Der Profos der „Isabella“ fluchte fürchterlich.

„Alles nur wegen dieser verdammten Klunkerchen! Himmel, Arsch und Knoblauchduft, die schicken eine ganze Armada los, nur weil sie Angst haben, daß ihnen irgendwer sämtliche Bernsteinchen vor der Nase wegschnappt! Ob rechtschaffene Seeleute noch zu ihrem Frühstück kommen, das juckt die nicht im geringsten! Nicht einmal der Teufel ist so wild auf eine arme Seele, wie diese Rübenschweine auf das Steinzeug. Dabei kann man nicht mal ein Haus damit bauen!“

Mac Pellew, der gerade den Kopf aus dem Kombüsenschott streckte und sein gewohnt griesgrämige Gesicht aufgesetzt hatte, nickte beifällig.

„Man sollte diesen Burschen beim Backen und Banken die Mucks mit ihrem Steinkram füllen, damit sie sich die letzten faulen Zähne daran ausbeißen!“

Auch die übrigen Männer der Seewölfe-Crew waren nicht eben begeistert über das Auftauchen der fünf Galeeren. Aber sie hatten sich längst daran gewöhnt, daß die Polen ständig auf Patrouille waren, um rigoros jeden Segler nach „geschmuggeltem“ Bernstein zu durchsuchen.

Der Seewolf und sein Vetter, Arne von Manteuffel, hatten sich aus diesem Grund mit den Polen angelegt und sich dadurch deren besondere Aufmerksamkeit erworben – nicht zuletzt deshalb, weil sie ihren Generalkapitän Witold Woyda und dessen ehemaliges Flaggschiff mit sich führten – ersteren als Gefangenen und das Schiff als Schadenersatz für die versenkte alte „Wappen von Kolberg“.

Der Generalkapitän, der sich in der Vorpiek der „Isabella“ befand, hatte sich schon mehrmals mit Erfolg als Geisel verwenden lassen, dennoch gaben die Polen, wie die bisherigen Ereignisse gezeigt hatten, nicht auf. Sie wollten Woyda zurück, außerdem dessen Flaggschiff sowie die zwölf Kisten mit Bernsteinen und zwei Kisten mit Halbedelsteinen.

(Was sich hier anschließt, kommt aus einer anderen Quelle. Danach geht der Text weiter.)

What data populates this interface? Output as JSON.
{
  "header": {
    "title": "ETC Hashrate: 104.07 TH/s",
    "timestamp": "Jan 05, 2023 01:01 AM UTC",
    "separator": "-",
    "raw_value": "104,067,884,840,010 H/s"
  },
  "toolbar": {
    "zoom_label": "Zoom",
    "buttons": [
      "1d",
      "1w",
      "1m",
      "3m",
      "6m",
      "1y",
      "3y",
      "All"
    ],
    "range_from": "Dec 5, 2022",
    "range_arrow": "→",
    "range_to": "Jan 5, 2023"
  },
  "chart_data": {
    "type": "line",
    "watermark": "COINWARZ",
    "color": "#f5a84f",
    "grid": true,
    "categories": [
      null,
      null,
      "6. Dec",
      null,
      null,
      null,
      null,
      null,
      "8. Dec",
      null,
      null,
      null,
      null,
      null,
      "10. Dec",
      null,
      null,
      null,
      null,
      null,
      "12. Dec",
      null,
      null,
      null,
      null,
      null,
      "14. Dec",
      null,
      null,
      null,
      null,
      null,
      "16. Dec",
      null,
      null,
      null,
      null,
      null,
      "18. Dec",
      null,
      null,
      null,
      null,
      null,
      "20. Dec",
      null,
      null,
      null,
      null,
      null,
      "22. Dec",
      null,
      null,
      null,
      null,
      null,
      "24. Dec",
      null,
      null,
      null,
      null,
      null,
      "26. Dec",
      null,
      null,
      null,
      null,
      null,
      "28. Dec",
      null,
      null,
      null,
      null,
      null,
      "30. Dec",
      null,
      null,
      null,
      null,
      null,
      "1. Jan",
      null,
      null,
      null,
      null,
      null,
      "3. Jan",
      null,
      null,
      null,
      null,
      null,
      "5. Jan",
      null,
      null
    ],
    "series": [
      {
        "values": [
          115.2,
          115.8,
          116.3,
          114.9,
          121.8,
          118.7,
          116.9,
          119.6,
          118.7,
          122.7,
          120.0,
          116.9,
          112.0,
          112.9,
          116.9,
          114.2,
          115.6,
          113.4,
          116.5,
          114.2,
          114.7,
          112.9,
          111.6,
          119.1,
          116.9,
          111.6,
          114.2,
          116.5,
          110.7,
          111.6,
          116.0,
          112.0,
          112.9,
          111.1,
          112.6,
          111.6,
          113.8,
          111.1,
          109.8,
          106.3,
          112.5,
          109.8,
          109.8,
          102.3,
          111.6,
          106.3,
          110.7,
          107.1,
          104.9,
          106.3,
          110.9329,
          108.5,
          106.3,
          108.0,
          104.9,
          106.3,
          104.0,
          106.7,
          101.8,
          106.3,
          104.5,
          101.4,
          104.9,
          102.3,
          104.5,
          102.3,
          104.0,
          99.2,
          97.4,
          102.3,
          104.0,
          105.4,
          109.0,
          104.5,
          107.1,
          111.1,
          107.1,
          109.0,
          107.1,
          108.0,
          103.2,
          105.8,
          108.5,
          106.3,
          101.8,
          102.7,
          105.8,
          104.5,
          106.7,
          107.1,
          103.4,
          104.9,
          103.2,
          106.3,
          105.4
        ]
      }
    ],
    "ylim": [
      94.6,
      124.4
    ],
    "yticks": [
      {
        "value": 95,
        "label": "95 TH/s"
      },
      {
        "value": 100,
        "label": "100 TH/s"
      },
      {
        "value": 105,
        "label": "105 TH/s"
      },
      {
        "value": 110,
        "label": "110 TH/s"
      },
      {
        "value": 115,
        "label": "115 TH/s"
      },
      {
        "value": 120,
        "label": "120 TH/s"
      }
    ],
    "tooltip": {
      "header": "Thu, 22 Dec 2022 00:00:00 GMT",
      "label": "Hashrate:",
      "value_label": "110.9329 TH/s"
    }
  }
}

Da die „Wappen von Kolberg“ noch immer den Entführer der Freiin von Lankwitz, nämlich den gerissenen Hugo von Saxingen als Gefangenen an Bord hatte, war Witold Woyda auf der „Isabella“ untergebracht worden. Seine Schätze hatte man jedoch auf seinem ehemaligen Flaggschiff belassen.

Arne von Manteuffel fühlte sich fast ein wenig peinlich berührt. Er konnte schon gar nicht mehr zusammenzählen, was sein Vetter alles für ihn getan hatte – und das stets selbstlos und ohne zu zögern. Und seine Crew war genauso. Mein Gott, dachte Arne, was sind das nur für Kerle! Schon jetzt stand für ihn fest, daß er ihnen die vierzehn Kisten, die er an Bord hatte, überlassen würde. Das war seiner Meinung nach das Mindeste an Dank, den er Hasard und seinen Mannen schuldig war.

Bei den Seewölfen war die gesamte Crew bereits wieder klar zum Gefecht, schließlich wollte auch der Fünferverband der Polen in „alter Freundschaft“ empfangen werden.

„Das gibt bösen Stunk“, prophezeite Old Donegal. „Das sind immerhin fünf Schiffe.“

„Du merkst aber auch alles, Donegal“, sagte Ferris Tucker und kniff dabei ein Auge zu. „Haben dir die Wassermänner oder Seejungfrauen wieder was zugeflüstert?“

Der Alte reagierte bissig.

„Willst du vielleicht deinen Spott mit feststehenden Tatsachen treiben, du Holzwurm?“ schimpfte er. „Achte lieber darauf, daß du genug Flaschenbomben bereit hast, um sie den Kerlen anzubieten!“

„Dann laß sie nur erst mal näher heran, Donegal“, sagte der Schiffszimmermann grinsend. „Ich bin ja schließlich keine Hexe, die auf einem Besen durch die Luft reiten kann, um genau über den niedlichen Schiffchen die Flaschen fallen zu lassen.“

„Manchmal würde dir ein lodernder Scheiterhaufen unter dem Hintern auch nicht schaden“, sagte Old Donegal fuchtig. Dann stelzte er auf seinem Holzbein zum Niedergang, der von der Kuhl zum Quarterdeck führte.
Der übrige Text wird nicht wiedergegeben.